Auch Kunstschätze des Konvents werden präsentiert
Die Veranstalter wollen dabei ein breites Publikum erreichen. So ist das „Fünfte Isnard Wilhelm Frank Kolloquium“ als wissenschaftliches Vortrags- und Präsentationsevent angelegt, bei dem nicht nur Expert:innen aus unterschiedlichen Fachrichtungen zu Wort kommen und Wissens- wie Staunenswertes über das Wirken der Dominikaner und den Wiener Konvent im Spiegel der Zeit erörtern. Vielmehr werden dem interessierten Publikum zudem bei freiem Eintritt – mit dem Fokus auf Kunst, Kultur und Dokumentation – auch bedeutende Kunst- und Kulturgüter an ihrer historischen Heimstätte sachkundig vorgestellt.
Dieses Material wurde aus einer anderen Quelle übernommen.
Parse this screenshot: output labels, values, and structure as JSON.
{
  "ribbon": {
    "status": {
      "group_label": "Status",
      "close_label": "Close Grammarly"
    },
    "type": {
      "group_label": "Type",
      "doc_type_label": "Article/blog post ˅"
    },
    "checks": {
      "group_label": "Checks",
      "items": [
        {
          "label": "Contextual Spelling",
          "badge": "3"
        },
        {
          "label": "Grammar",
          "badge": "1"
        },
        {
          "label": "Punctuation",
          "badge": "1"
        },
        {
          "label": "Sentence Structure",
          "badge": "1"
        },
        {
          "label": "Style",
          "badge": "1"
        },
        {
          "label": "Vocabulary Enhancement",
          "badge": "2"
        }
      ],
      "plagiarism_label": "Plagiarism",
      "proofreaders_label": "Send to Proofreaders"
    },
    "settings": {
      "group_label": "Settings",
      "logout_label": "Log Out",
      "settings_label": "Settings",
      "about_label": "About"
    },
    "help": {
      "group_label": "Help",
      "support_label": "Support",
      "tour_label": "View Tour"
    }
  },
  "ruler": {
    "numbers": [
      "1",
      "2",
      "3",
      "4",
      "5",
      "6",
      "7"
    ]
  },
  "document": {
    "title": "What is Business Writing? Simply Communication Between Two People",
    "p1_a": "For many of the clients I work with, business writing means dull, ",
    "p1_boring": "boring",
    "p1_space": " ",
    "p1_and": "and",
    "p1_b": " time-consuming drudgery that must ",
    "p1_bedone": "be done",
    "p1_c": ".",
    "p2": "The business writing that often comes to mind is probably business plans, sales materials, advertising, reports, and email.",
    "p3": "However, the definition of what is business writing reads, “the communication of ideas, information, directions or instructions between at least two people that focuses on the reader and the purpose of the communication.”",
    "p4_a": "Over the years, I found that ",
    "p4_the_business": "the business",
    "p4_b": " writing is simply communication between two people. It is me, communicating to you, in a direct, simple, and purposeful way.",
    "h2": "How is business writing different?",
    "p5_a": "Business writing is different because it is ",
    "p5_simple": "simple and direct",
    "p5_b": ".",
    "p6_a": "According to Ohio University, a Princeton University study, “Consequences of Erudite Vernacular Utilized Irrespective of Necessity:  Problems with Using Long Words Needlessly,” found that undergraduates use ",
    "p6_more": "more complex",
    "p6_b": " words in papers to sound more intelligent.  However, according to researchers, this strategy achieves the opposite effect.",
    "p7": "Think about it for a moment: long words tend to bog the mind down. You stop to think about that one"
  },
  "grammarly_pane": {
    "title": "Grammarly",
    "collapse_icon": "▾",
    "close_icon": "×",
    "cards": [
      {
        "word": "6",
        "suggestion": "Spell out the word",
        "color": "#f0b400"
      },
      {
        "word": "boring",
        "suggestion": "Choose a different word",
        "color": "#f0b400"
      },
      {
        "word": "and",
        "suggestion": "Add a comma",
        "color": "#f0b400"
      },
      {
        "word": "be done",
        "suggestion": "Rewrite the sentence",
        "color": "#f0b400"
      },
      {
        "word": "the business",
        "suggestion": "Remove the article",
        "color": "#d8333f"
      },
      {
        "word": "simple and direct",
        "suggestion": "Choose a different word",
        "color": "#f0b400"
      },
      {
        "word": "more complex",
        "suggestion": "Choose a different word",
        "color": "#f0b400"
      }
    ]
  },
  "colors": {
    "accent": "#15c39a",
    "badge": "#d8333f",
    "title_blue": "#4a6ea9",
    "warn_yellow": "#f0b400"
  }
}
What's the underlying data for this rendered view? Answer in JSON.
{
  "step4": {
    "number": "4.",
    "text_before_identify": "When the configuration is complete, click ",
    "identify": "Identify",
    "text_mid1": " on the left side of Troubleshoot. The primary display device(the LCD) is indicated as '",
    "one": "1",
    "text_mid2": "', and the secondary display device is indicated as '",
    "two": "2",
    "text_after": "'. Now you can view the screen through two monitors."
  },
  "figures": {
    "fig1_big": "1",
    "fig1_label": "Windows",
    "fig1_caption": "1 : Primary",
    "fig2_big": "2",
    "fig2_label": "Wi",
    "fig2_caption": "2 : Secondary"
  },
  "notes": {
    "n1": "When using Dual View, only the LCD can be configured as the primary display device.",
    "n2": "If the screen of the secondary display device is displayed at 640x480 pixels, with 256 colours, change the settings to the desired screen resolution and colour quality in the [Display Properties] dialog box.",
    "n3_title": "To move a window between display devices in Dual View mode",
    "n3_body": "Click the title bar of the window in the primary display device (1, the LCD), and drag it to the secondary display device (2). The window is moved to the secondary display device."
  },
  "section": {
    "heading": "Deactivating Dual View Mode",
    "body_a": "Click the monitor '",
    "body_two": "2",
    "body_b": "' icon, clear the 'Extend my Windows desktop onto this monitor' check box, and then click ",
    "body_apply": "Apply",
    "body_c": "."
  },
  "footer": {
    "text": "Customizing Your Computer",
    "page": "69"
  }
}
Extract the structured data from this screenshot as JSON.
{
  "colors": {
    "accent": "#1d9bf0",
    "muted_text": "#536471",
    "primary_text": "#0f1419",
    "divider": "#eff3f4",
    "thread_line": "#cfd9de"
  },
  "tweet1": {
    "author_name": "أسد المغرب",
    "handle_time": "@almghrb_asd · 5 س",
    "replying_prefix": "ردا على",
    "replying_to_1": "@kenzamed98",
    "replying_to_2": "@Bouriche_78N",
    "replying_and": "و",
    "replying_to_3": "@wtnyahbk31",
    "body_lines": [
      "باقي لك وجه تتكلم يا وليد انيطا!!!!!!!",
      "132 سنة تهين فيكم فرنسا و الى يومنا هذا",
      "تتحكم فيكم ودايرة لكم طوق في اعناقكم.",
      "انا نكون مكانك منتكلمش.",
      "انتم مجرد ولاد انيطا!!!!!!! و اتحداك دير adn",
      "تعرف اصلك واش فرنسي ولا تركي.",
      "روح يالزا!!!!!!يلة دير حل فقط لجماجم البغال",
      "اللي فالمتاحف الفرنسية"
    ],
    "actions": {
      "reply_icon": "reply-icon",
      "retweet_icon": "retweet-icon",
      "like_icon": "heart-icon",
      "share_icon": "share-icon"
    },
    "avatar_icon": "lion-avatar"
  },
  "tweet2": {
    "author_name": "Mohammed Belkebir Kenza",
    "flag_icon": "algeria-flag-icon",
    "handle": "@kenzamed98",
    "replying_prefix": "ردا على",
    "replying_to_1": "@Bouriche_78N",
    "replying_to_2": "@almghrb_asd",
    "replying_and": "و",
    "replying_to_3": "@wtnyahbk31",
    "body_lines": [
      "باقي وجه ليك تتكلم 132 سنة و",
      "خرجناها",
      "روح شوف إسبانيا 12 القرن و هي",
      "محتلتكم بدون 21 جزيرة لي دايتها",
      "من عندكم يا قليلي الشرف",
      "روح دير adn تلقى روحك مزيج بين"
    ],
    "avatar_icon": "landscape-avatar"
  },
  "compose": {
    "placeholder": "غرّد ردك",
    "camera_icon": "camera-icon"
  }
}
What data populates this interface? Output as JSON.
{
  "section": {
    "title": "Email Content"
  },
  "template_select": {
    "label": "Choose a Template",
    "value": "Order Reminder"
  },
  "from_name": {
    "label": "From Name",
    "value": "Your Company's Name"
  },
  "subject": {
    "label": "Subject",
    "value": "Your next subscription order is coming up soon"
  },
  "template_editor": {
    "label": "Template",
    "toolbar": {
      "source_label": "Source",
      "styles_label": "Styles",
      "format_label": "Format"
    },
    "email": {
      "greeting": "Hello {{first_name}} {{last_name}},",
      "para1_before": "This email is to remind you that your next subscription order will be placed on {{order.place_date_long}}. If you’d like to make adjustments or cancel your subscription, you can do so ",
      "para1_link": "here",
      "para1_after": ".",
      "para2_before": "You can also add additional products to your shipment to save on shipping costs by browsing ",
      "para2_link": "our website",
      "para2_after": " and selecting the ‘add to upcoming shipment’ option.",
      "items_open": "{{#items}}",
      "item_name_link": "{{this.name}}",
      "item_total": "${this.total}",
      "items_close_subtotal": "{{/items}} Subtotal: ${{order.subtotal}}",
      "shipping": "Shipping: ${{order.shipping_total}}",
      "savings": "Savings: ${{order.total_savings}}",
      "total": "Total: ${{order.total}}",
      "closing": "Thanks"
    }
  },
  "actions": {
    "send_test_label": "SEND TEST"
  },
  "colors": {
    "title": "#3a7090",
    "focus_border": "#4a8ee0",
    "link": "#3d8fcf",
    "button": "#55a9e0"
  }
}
„Der Wiener Dominikanerkonvent beherbergt hochrangige Kunstschätze – Fresken, Buchmalereien, Zeichnungen, Gemälde, Skulpturen, Schatzkunst etc. – aus acht Jahrhunderten, die der breiten Öffentlichkeit wenig bekannt und kunsthistorisch kaum erforscht sind“, erklärt Armand Tif, Leiter der Historischen Sammlungen des Dominikanerkonvents Wien, und ergänzt: „Die kommende Tagung soll neue wissenschaftliche Impulse setzen und Desiderate an die Kunstforschung zur intensiveren Auseinandersetzung und Präsentation dieses für den Dominikanerorden und für die Stadt Wien bedeutenden Kulturerbes vorstellen.“ Das Kolloquium ist aufgeteilt in einen kunsthistorischen und einen (ordens-)historischen Teil.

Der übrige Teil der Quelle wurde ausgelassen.